Commissioner Vella said it was the Commission's responsibility to ensure people could breathe clean air.
"The commission had to conclude that. that the additional measures proposed are not sufficient to comply with air quality standards as soon as possible, and therefore are being referred to court", Vella said.
The move follows a summit in January in which the Commission said it would get tough on member states that were still in breach of targets.
The Luxembourg-based court can impose heavy fines.
"We can not wait any longer", Vella said, warning that Brussels may end up waiting several more years before the countries put measures in place.
"But it can not be in our interest to weaken the automobile sector to such an extent that it no longer has the strength to invest in its own future".
The commission has been urging the wayward countries to establish incentives for the transport, energy and agricultural sector as well as improve urban planning and building design to improve on pollution.
The European Commission also issued a letter of formal notice to the United Kingdom for disregarding EU measures to deter auto manufacturers from trying to cheat emissions tests, introduced in the wake of the Volkswagen diesel scandal.
As the announcement was being made, lawyers for Paris, Madrid and Brussels were in front of the European Court of Justice asking that the three cities be allowed to challenge vehicle emissions regulations set by the European Commissions and agreed by national governments.
Germany, Britain and France were targeted for failing to meet limits on NO2 while Italy, Hungary and Romania exceeded limits on particulate matter.
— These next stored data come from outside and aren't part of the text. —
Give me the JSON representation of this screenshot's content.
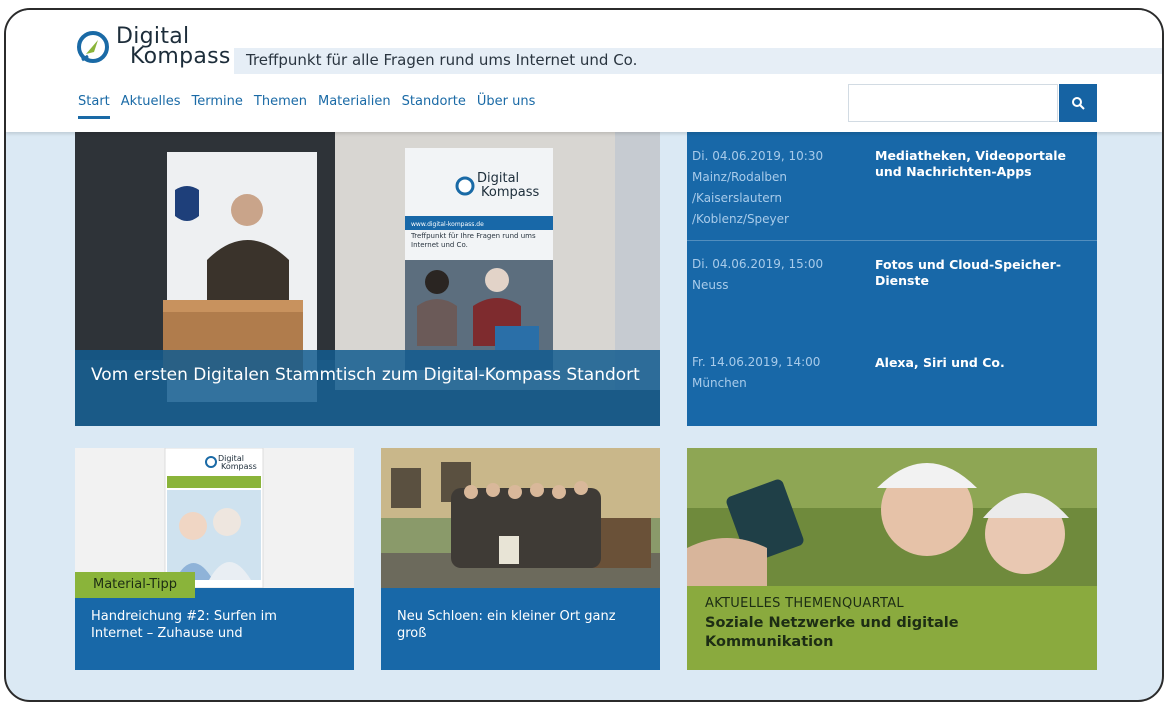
{
  "site": {
    "logo_line1": "Digital",
    "logo_line2": "Kompass",
    "tagline": "Treffpunkt für alle Fragen rund ums Internet und Co."
  },
  "nav": {
    "items": [
      {
        "label": "Start",
        "active": true
      },
      {
        "label": "Aktuelles"
      },
      {
        "label": "Termine"
      },
      {
        "label": "Themen"
      },
      {
        "label": "Materialien"
      },
      {
        "label": "Standorte"
      },
      {
        "label": "Über uns"
      }
    ]
  },
  "search": {
    "placeholder": "",
    "icon": "search-icon"
  },
  "hero": {
    "caption": "Vom ersten Digitalen Stammtisch zum Digital-Kompass Standort",
    "banner_logo_line1": "Digital",
    "banner_logo_line2": "Kompass",
    "banner_url": "www.digital-kompass.de",
    "banner_tagline": "Treffpunkt für Ihre Fragen rund ums Internet und Co."
  },
  "events": [
    {
      "datetime": "Di. 04.06.2019, 10:30",
      "place": "Mainz/Rodalben /Kaiserslautern /Koblenz/Speyer",
      "title": "Mediatheken, Videoportale und Nachrichten-Apps"
    },
    {
      "datetime": "Di. 04.06.2019, 15:00",
      "place": "Neuss",
      "title": "Fotos und Cloud-Speicher-Dienste"
    },
    {
      "datetime": "Fr. 14.06.2019, 14:00",
      "place": "München",
      "title": "Alexa, Siri und Co."
    }
  ],
  "cards": {
    "material": {
      "tag": "Material-Tipp",
      "text": "Handreichung #2: Surfen im Internet – Zuhause und",
      "cover_logo_line1": "Digital",
      "cover_logo_line2": "Kompass"
    },
    "news": {
      "text": "Neu Schloen: ein kleiner Ort ganz groß"
    },
    "quartal": {
      "pretitle": "AKTUELLES THEMENQUARTAL",
      "title": "Soziale Netzwerke und digitale Kommunikation"
    }
  },
  "colors": {
    "brand_blue": "#1868a8",
    "accent_green": "#8ab43a",
    "background": "#dbe9f4"
  }
}
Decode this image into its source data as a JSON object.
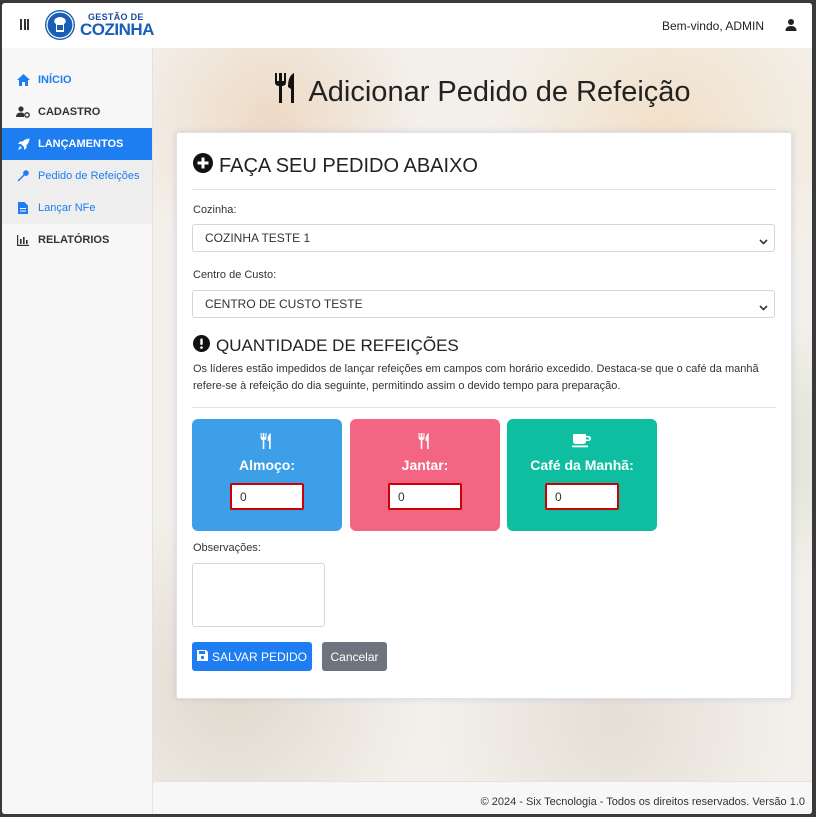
{
  "header": {
    "logo_line1": "GESTÃO DE",
    "logo_line2": "COZINHA",
    "welcome": "Bem-vindo, ADMIN"
  },
  "sidebar": {
    "items": [
      {
        "label": "INÍCIO",
        "icon": "home-icon"
      },
      {
        "label": "CADASTRO",
        "icon": "user-cog-icon"
      },
      {
        "label": "LANÇAMENTOS",
        "icon": "rocket-icon"
      },
      {
        "label": "Pedido de Refeições",
        "icon": "wrench-icon"
      },
      {
        "label": "Lançar NFe",
        "icon": "file-icon"
      },
      {
        "label": "RELATÓRIOS",
        "icon": "chart-icon"
      }
    ]
  },
  "page": {
    "title": "Adicionar Pedido de Refeição"
  },
  "form": {
    "heading": "FAÇA SEU PEDIDO ABAIXO",
    "kitchen_label": "Cozinha:",
    "kitchen_value": "COZINHA TESTE 1",
    "cost_center_label": "Centro de Custo:",
    "cost_center_value": "CENTRO DE CUSTO TESTE",
    "qty_heading": "QUANTIDADE DE REFEIÇÕES",
    "qty_description": "Os líderes estão impedidos de lançar refeições em campos com horário excedido. Destaca-se que o café da manhã refere-se à refeição do dia seguinte, permitindo assim o devido tempo para preparação.",
    "meals": [
      {
        "label": "Almoço:",
        "value": "0",
        "color": "#3d9fe8",
        "icon": "utensils-icon"
      },
      {
        "label": "Jantar:",
        "value": "0",
        "color": "#f46583",
        "icon": "utensils-icon"
      },
      {
        "label": "Café da Manhã:",
        "value": "0",
        "color": "#0dbfa0",
        "icon": "coffee-icon"
      }
    ],
    "observations_label": "Observações:",
    "save_label": "SALVAR PEDIDO",
    "cancel_label": "Cancelar"
  },
  "footer": {
    "text": "© 2024 - Six Tecnologia - Todos os direitos reservados. Versão 1.0"
  },
  "colors": {
    "primary": "#1e7df0",
    "secondary": "#6c757d",
    "invalid_border": "#cc0000"
  }
}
The European Environmental Bureau, an umbrella grouping of activists who dubbed the nine countries summoned in January a "toxic bloc", welcomed the commission's action. "The countries being sent to court have had too many final warnings".
A spokesman said: "We continue to meet European Union air quality limits for all pollutants apart from NO2, and data shows we are improving thanks to our efforts to bring levels of NO2 down".
The European Environment Commissioner, Karmenu Vella, said the EU "owed it to its citizens", to take legal action.
The problem is also broader across the bloc than just the nine countries. Recently, there were accusations that the EU was unfairly targeting Eastern Europe, where fossil fuels still reign supreme, but today's ruling for the first time names and shames Western European countries.